Turchia, leader filocurdo a Bruxelles

Il leader del partito turco filocurdo Hdp, Selahattin Demirtas, sarà oggi a Bruxelles per incontrare i vertici della guerriglia curda le cui basi sono bombardate in modo massiccio dall'aviazione turca nel nord dell'Iraq

ANKARA (askanews) - Il leader del partito turco filocurdo Hdp, Selahattin Demirtas, sarà oggi a Bruxelles per incontrare i vertici della guerriglia curda le cui basi sono bombardate in modo massiccio dall'aviazione turca nel nord dell'Iraq. Lo ha indicato il suo entourage. Questa missione non figura nel programma ufficiale del co-presidente del Partito democratico dei Popoli (Hdp), formazione politica che ha ottenuto un'importante vittoria alle elezioni politiche dello scorso 7 giugno.

A Bruxelles
«Deve andare a Bruxelles», ha sottolineato uno dei suoi consiglieri, senza aggiungere dettagli. La stampa locale ha scritto che incontrerà in particolare Zuebeyir Aydar, una delle personalità chiave del Partito dei lavoratori del Kurdistan.

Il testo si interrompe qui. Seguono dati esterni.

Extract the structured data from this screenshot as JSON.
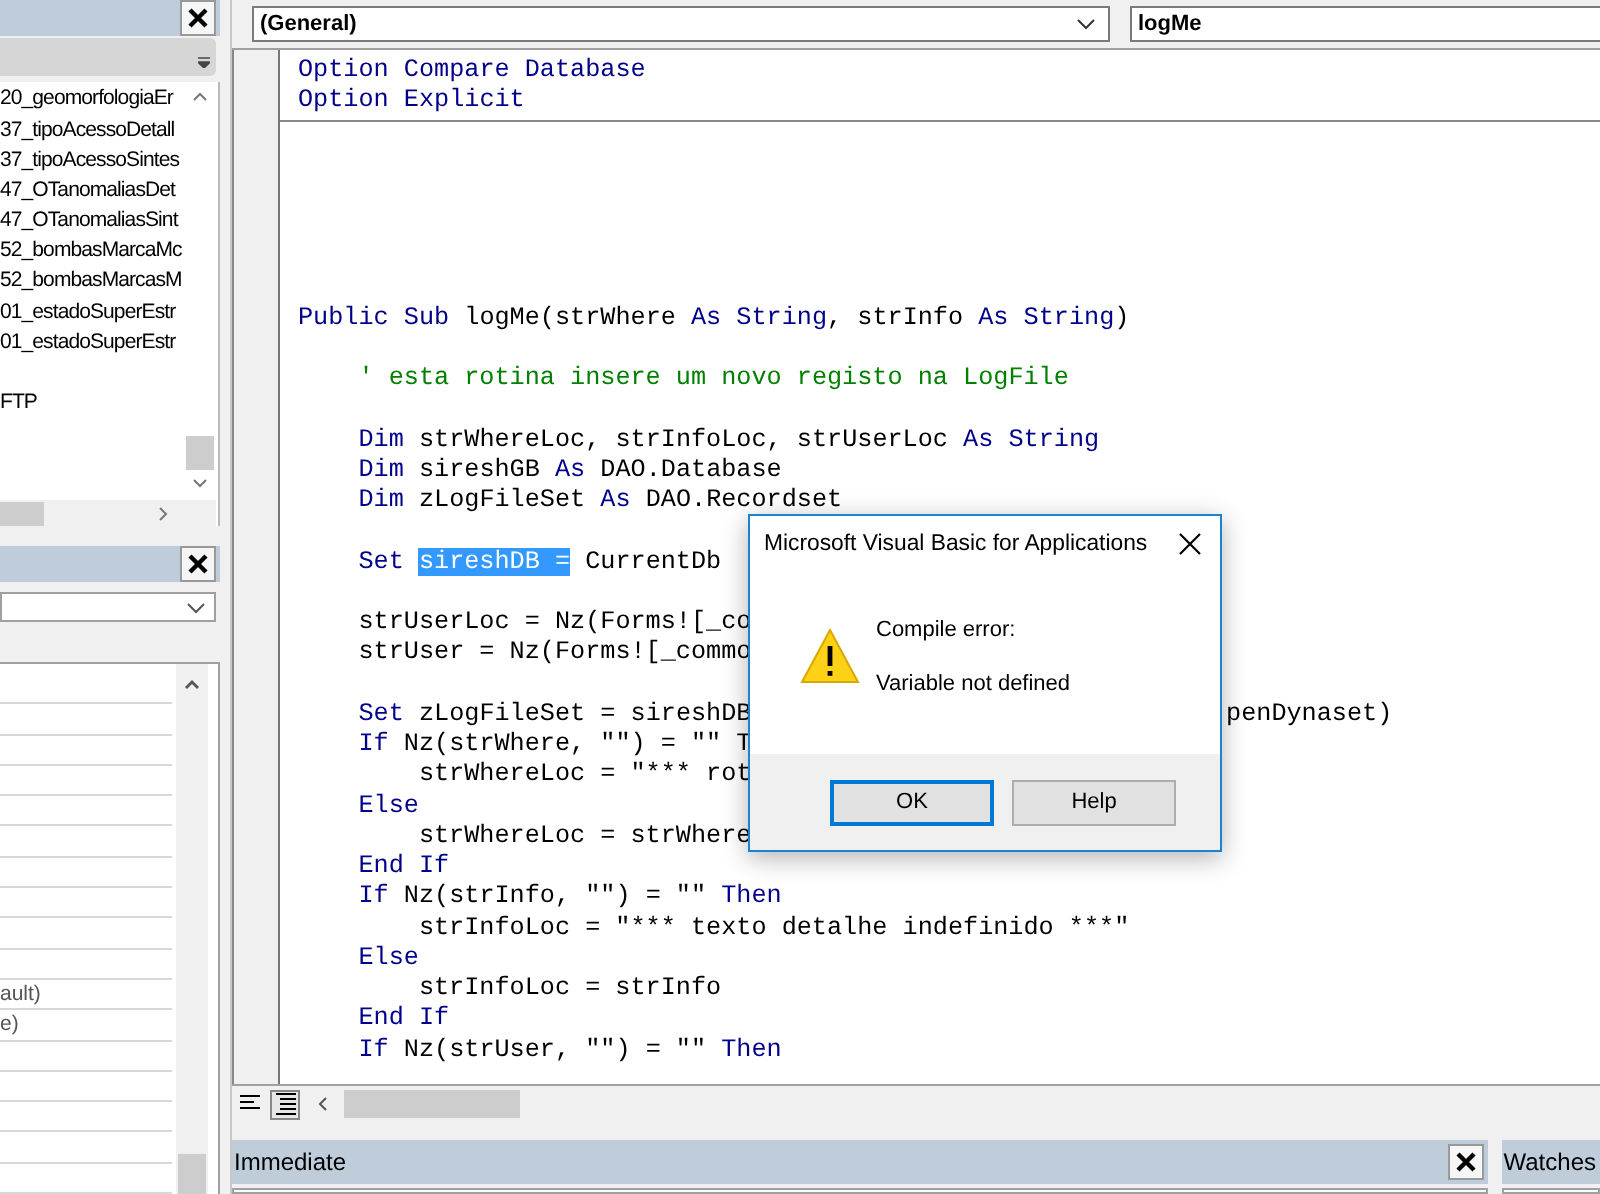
{
  "project_pane": {
    "items": [
      "20_geomorfologiaEr",
      "37_tipoAcessoDetall",
      "37_tipoAcessoSintes",
      "47_OTanomaliasDet",
      "47_OTanomaliasSint",
      "52_bombasMarcaMc",
      "52_bombasMarcasM",
      "01_estadoSuperEstr",
      "01_estadoSuperEstr",
      {
        "text": "FTP",
        "blank_before": true
      }
    ]
  },
  "properties_pane": {
    "cells": [
      "ault)",
      "e)"
    ]
  },
  "code_window": {
    "object_combo": "(General)",
    "procedure_combo": "logMe",
    "sections": [
      {
        "lines": [
          {
            "segments": [
              {
                "kind": "keyword",
                "text": "Option Compare Database"
              }
            ]
          },
          {
            "segments": [
              {
                "kind": "keyword",
                "text": "Option Explicit"
              }
            ]
          }
        ]
      },
      {
        "lines": [
          {
            "segments": [
              {
                "kind": "keyword",
                "text": "Public Sub"
              },
              {
                "kind": "plain",
                "text": " logMe(strWhere "
              },
              {
                "kind": "keyword",
                "text": "As String"
              },
              {
                "kind": "plain",
                "text": ", strInfo "
              },
              {
                "kind": "keyword",
                "text": "As String"
              },
              {
                "kind": "plain",
                "text": ")"
              }
            ],
            "children": [
              {
                "blank_before": true,
                "segments": [
                  {
                    "kind": "comment",
                    "text": "' esta rotina insere um novo registo na LogFile"
                  }
                ]
              },
              {
                "blank_before": true,
                "segments": [
                  {
                    "kind": "keyword",
                    "text": "Dim"
                  },
                  {
                    "kind": "plain",
                    "text": " strWhereLoc, strInfoLoc, strUserLoc "
                  },
                  {
                    "kind": "keyword",
                    "text": "As String"
                  }
                ]
              },
              {
                "segments": [
                  {
                    "kind": "keyword",
                    "text": "Dim"
                  },
                  {
                    "kind": "plain",
                    "text": " sireshGB "
                  },
                  {
                    "kind": "keyword",
                    "text": "As"
                  },
                  {
                    "kind": "plain",
                    "text": " DAO.Database"
                  }
                ]
              },
              {
                "segments": [
                  {
                    "kind": "keyword",
                    "text": "Dim"
                  },
                  {
                    "kind": "plain",
                    "text": " zLogFileSet "
                  },
                  {
                    "kind": "keyword",
                    "text": "As"
                  },
                  {
                    "kind": "plain",
                    "text": " DAO.Recordset"
                  }
                ]
              },
              {
                "blank_before": true,
                "segments": [
                  {
                    "kind": "keyword",
                    "text": "Set "
                  },
                  {
                    "kind": "plain",
                    "text": "sireshDB =",
                    "selected": true
                  },
                  {
                    "kind": "plain",
                    "text": " CurrentDb"
                  }
                ]
              },
              {
                "blank_before": true,
                "segments": [
                  {
                    "kind": "plain",
                    "text": "strUserLoc = Nz(Forms![_co"
                  }
                ]
              },
              {
                "segments": [
                  {
                    "kind": "plain",
                    "text": "strUser = Nz(Forms![_commo"
                  }
                ]
              },
              {
                "blank_before": true,
                "segments": [
                  {
                    "kind": "keyword",
                    "text": "Set"
                  },
                  {
                    "kind": "plain",
                    "text": " zLogFileSet = sireshDB"
                  }
                ],
                "tail": "penDynaset)"
              },
              {
                "segments": [
                  {
                    "kind": "keyword",
                    "text": "If"
                  },
                  {
                    "kind": "plain",
                    "text": " Nz(strWhere, \"\") = \"\" T"
                  }
                ],
                "children": [
                  {
                    "segments": [
                      {
                        "kind": "plain",
                        "text": "strWhereLoc = \"*** rot"
                      }
                    ]
                  }
                ]
              },
              {
                "segments": [
                  {
                    "kind": "keyword",
                    "text": "Else"
                  }
                ],
                "children": [
                  {
                    "segments": [
                      {
                        "kind": "plain",
                        "text": "strWhereLoc = strWhere"
                      }
                    ]
                  }
                ]
              },
              {
                "segments": [
                  {
                    "kind": "keyword",
                    "text": "End If"
                  }
                ]
              },
              {
                "segments": [
                  {
                    "kind": "keyword",
                    "text": "If"
                  },
                  {
                    "kind": "plain",
                    "text": " Nz(strInfo, \"\") = \"\" "
                  },
                  {
                    "kind": "keyword",
                    "text": "Then"
                  }
                ],
                "children": [
                  {
                    "segments": [
                      {
                        "kind": "plain",
                        "text": "strInfoLoc = \"*** texto detalhe indefinido ***\""
                      }
                    ]
                  }
                ]
              },
              {
                "segments": [
                  {
                    "kind": "keyword",
                    "text": "Else"
                  }
                ],
                "children": [
                  {
                    "segments": [
                      {
                        "kind": "plain",
                        "text": "strInfoLoc = strInfo"
                      }
                    ]
                  }
                ]
              },
              {
                "segments": [
                  {
                    "kind": "keyword",
                    "text": "End If"
                  }
                ]
              },
              {
                "segments": [
                  {
                    "kind": "keyword",
                    "text": "If"
                  },
                  {
                    "kind": "plain",
                    "text": " Nz(strUser, \"\") = \"\" "
                  },
                  {
                    "kind": "keyword",
                    "text": "Then"
                  }
                ]
              }
            ]
          }
        ]
      }
    ]
  },
  "immediate_pane": {
    "title": "Immediate"
  },
  "watches_pane": {
    "title": "Watches"
  },
  "dialog": {
    "title": "Microsoft Visual Basic for Applications",
    "heading": "Compile error:",
    "message": "Variable not defined",
    "buttons": [
      {
        "label": "OK",
        "default": true
      },
      {
        "label": "Help",
        "default": false
      }
    ]
  }
}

Il Pkk è considerato un'organizzazione terroristica dalla Turchia, dall'Unione Europea e dagli Stati Uniti; ha lanciato nel 1984 una lotta separatista, costata la vita a circa 40mila persone.

Tregua violata
Una tregua di oltre due anni tra Ankara e i ribelli curdi è stata violata dopo l'attentato dello scorso 20 luglio a Suruc, nel sud dela Turchia, che ha provocato 32 morti tra i giovani curdi, scatenando un ciclo di rappresaglie tra guerriglia ed esercito turco, accusato di non aver protetto la popolazione locale contro l'attentato attribuito allo Stato Islamico. Da allora i caccia turchi bombardano a cadenza quotidiana i covi del Pkk nel Kurdistan iracheno e nel sudest della Turchia, zona popolata in maggioranza da curdi, raid a cui i ribelli rispondono con azioni contro soldati e poliziotti. La settimana scorsa Demirtas, oppositore e obiettivo numero uno del presidente turco Recep Tayyip Erdogan, aveva rivolto un appello alla Turchia e al Pkk - durante un'intervista alla France Presse - a «far tacere le armi». L'Ue da parte sua ha esortato ieri Ankara alla «calma» e a optare per una «risposta proporzionata e mirata» contro la guerriglia curda.